Literate programming is an interesting topic in its own right. The idea, which originated with Knuth, is to write a program and its documentation at the same time, interleaved with each other. It’s not just writing good comments or including docstrings or using systems like POD. In literate programming, the code is subservient to the documentation.
The program Bentley asked Knuth to write is one that’s become familiar to people who use languages with serious text-handling capabilities: Read a file of text, determine the n most frequently used words, and print out a sorted list of those words along with their frequencies.
Knuth wrote his program in WEB, a literate programming system of his own devising that used Pascal as its programming language.
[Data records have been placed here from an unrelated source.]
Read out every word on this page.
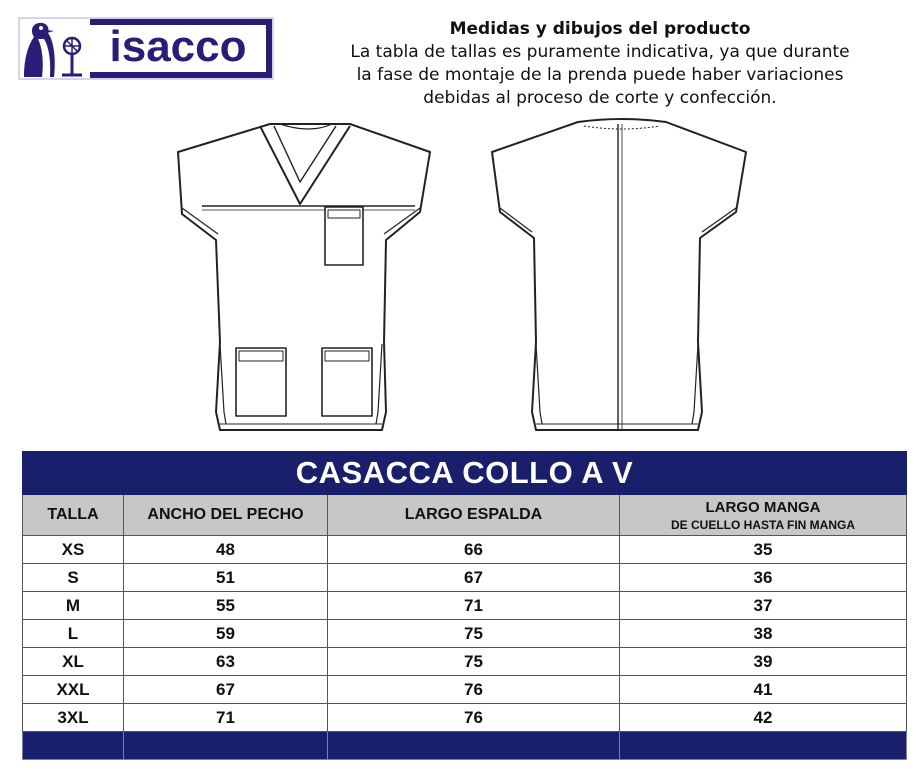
isacco	Medidas y dibujos del producto
La tabla de tallas es puramente indicativa, ya que durante
la fase de montaje de la prenda puede haber variaciones
debidas al proceso de corte y confección.
CASACCA COLLO A V			
TALLA	ANCHO DEL PECHO	LARGO ESPALDA	LARGO MANGA
DE CUELLO HASTA FIN MANGA

XS	48	66	35
S	51	67	36
M	55	71	37
L	59	75	38
XL	63	75	39
XXL	67	76	41
3XL	71	76	42
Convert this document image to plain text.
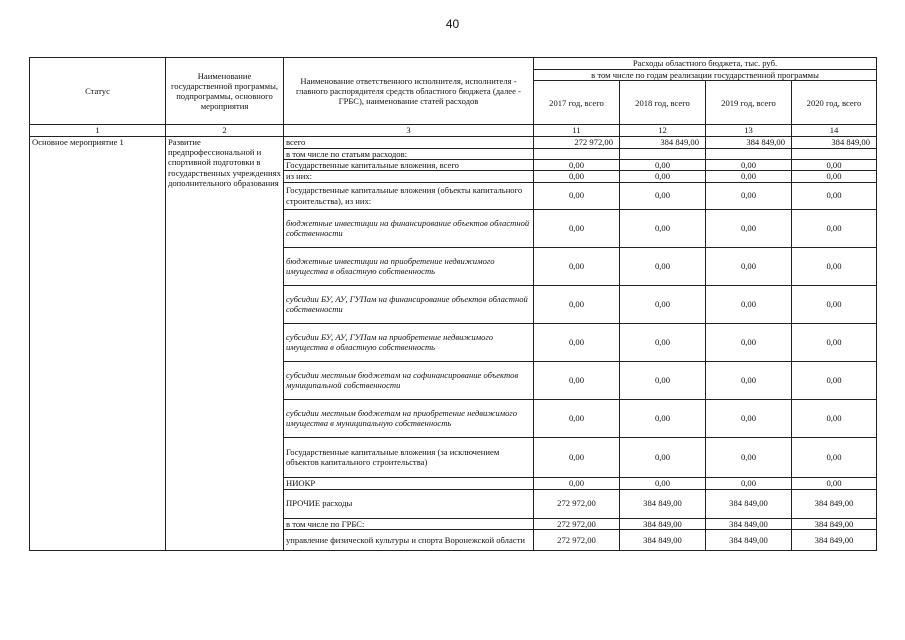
40
Статус	Наименование государственной программы, подпрограммы, основного мероприятия	Наименование ответственного исполнителя, исполнителя - главного распорядителя средств областного бюджета (далее - ГРБС), наименование статей расходов	Расходы областного бюджета, тыс. руб.			
			в том числе по годам реализации государственной программы			
			2017 год, всего	2018 год, всего	2019 год, всего	2020 год, всего
1	2	3	11	12	13	14
Основное мероприятие 1	Развитие предпрофессиональной и спортивной подготовки в государственных учреждениях дополнительного образования	всего	272 972,00	384 849,00	384 849,00	384 849,00
		в том числе по статьям расходов:				
		Государственные капитальные вложения, всего	0,00	0,00	0,00	0,00
		из них:	0,00	0,00	0,00	0,00
		Государственные капитальные вложения (объекты капитального строительства), из них:	0,00	0,00	0,00	0,00
		бюджетные инвестиции на финансирование объектов областной собственности	0,00	0,00	0,00	0,00
		бюджетные инвестиции на приобретение недвижимого имущества в областную собственность	0,00	0,00	0,00	0,00
		субсидии БУ, АУ, ГУПам на финансирование объектов областной собственности	0,00	0,00	0,00	0,00
		субсидии БУ, АУ, ГУПам на приобретение недвижимого имущества в областную собственность	0,00	0,00	0,00	0,00
		субсидии местным бюджетам на софинансирование объектов муниципальной собственности	0,00	0,00	0,00	0,00
		субсидии местным бюджетам на приобретение недвижимого имущества в муниципальную собственность	0,00	0,00	0,00	0,00
		Государственные капитальные вложения (за исключением объектов капитального строительства)	0,00	0,00	0,00	0,00
		НИОКР	0,00	0,00	0,00	0,00
		ПРОЧИЕ расходы	272 972,00	384 849,00	384 849,00	384 849,00
		в том числе по ГРБС:	272 972,00	384 849,00	384 849,00	384 849,00
		управление физической культуры и спорта Воронежской области	272 972,00	384 849,00	384 849,00	384 849,00
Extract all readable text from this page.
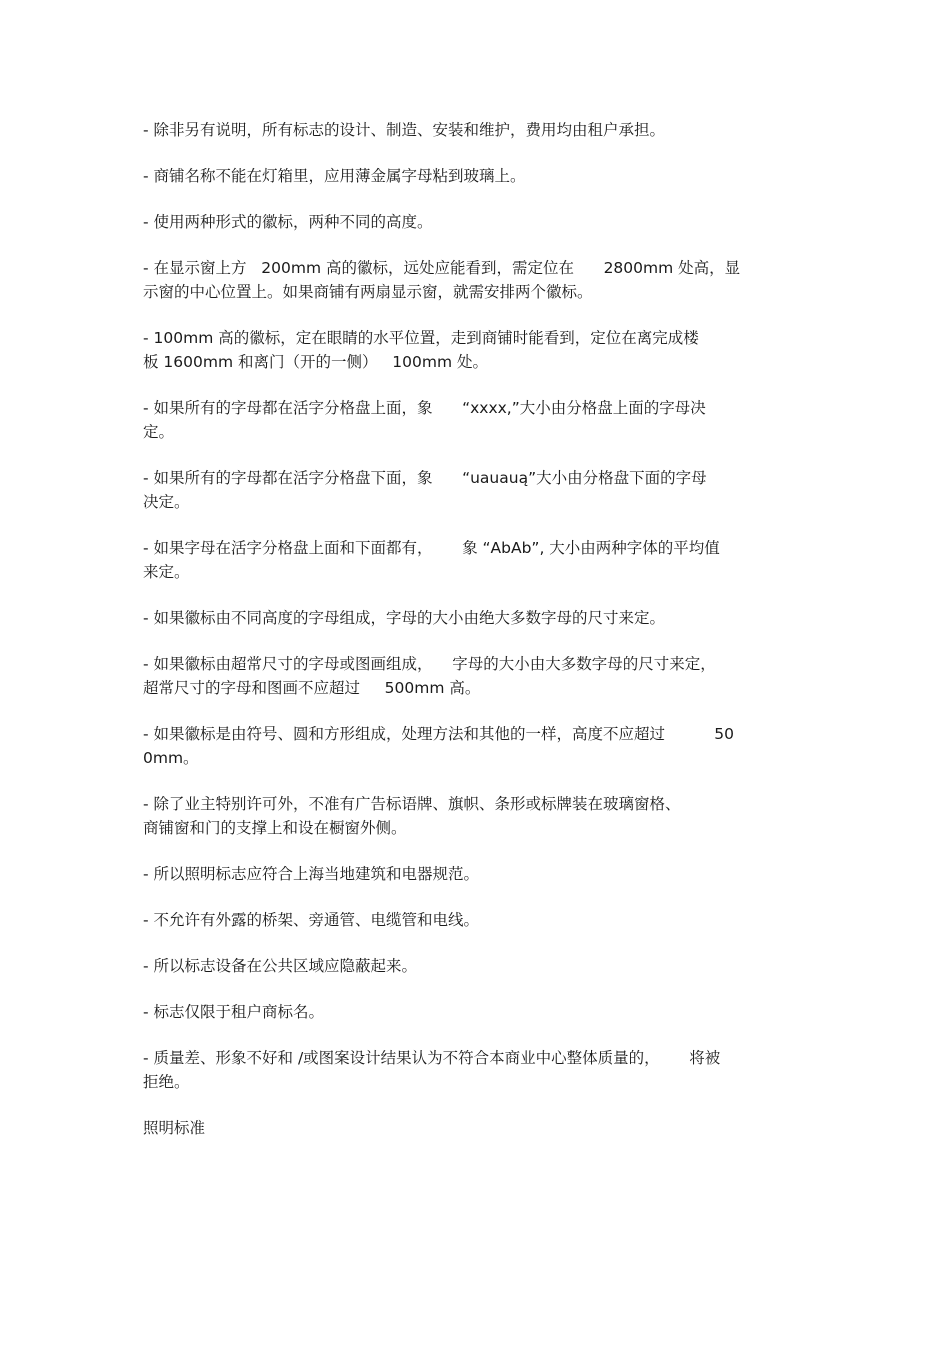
- 除非另有说明，所有标志的设计、制造、安装和维护，费用均由租户承担。

- 商铺名称不能在灯箱里，应用薄金属字母粘到玻璃上。

- 使用两种形式的徽标，两种不同的高度。

- 在显示窗上方   200mm 高的徽标，远处应能看到，需定位在      2800mm 处高，显
示窗的中心位置上。如果商铺有两扇显示窗，就需安排两个徽标。

- 100mm 高的徽标，定在眼睛的水平位置，走到商铺时能看到，定位在离完成楼
板 1600mm 和离门（开的一侧）   100mm 处。

- 如果所有的字母都在活字分格盘上面，象      “xxxx,”大小由分格盘上面的字母决
定。

- 如果所有的字母都在活字分格盘下面，象      “uauauą”大小由分格盘下面的字母
决定。

- 如果字母在活字分格盘上面和下面都有，      象 “AbAb”, 大小由两种字体的平均值
来定。

- 如果徽标由不同高度的字母组成，字母的大小由绝大多数字母的尺寸来定。

- 如果徽标由超常尺寸的字母或图画组成，    字母的大小由大多数字母的尺寸来定，
超常尺寸的字母和图画不应超过     500mm 高。

- 如果徽标是由符号、圆和方形组成，处理方法和其他的一样，高度不应超过          50
0mm。

- 除了业主特别许可外，不准有广告标语牌、旗帜、条形或标牌装在玻璃窗格、
商铺窗和门的支撑上和设在橱窗外侧。

- 所以照明标志应符合上海当地建筑和电器规范。

- 不允许有外露的桥架、旁通管、电缆管和电线。

- 所以标志设备在公共区域应隐蔽起来。

- 标志仅限于租户商标名。

- 质量差、形象不好和 /或图案设计结果认为不符合本商业中心整体质量的，      将被
拒绝。

照明标准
McIlroy’s review started with an appreciation of Knuth’s presentation and the literate programming technique in general.
And then he calmly and clearly eviscerated the very foundation of Knuth’s program.
What people remember about his review is that McIlroy wrote a six-command shell pipeline that was a complete (and bug-free) replacement for Knuth’s 10+ pages of Pascal.
And additionally, McIlroy wrote 6 sentences of comments, one for each command’s role in the pipeline.
What’s often overlooked when this review is discussed is McIlroy’s explanation of why his solution is better–and it’s not just because it’s shorter.
A wise engineering solution would produce–or better, exploit–reusable parts.
To return to Knuth’s paper: Everything there–even input conversion and sorting–is programmed monolithically and from scratch. […] Even if […] programs for these exact purposes were not at hand, these operations would well be implemented separately: for separation of concerns, for easier development, for piecewise debugging, and for potential reuse.
The simple pipeline given above will suffice to get answers right now, not next week or next month. It could well be enough to finish the job. But even for a production project, say for the Library of Congress, it would make a handsome down payment, useful for testing the value of the answers and for smoking out follow-on questions.
Knuth has shown us here how to program intelligibly, but not wisely. I buy the discipline. I do not buy the result. He has fashioned a sort of industrial-strength FabergĂ© egg–intricate, wonderfully worked, refined beyond all ordinary desires, a museum piece from the start.
Just remember, he’s saying this about Donald Knuth.
No Fabergé eggs for McIlroy. Just brass balls.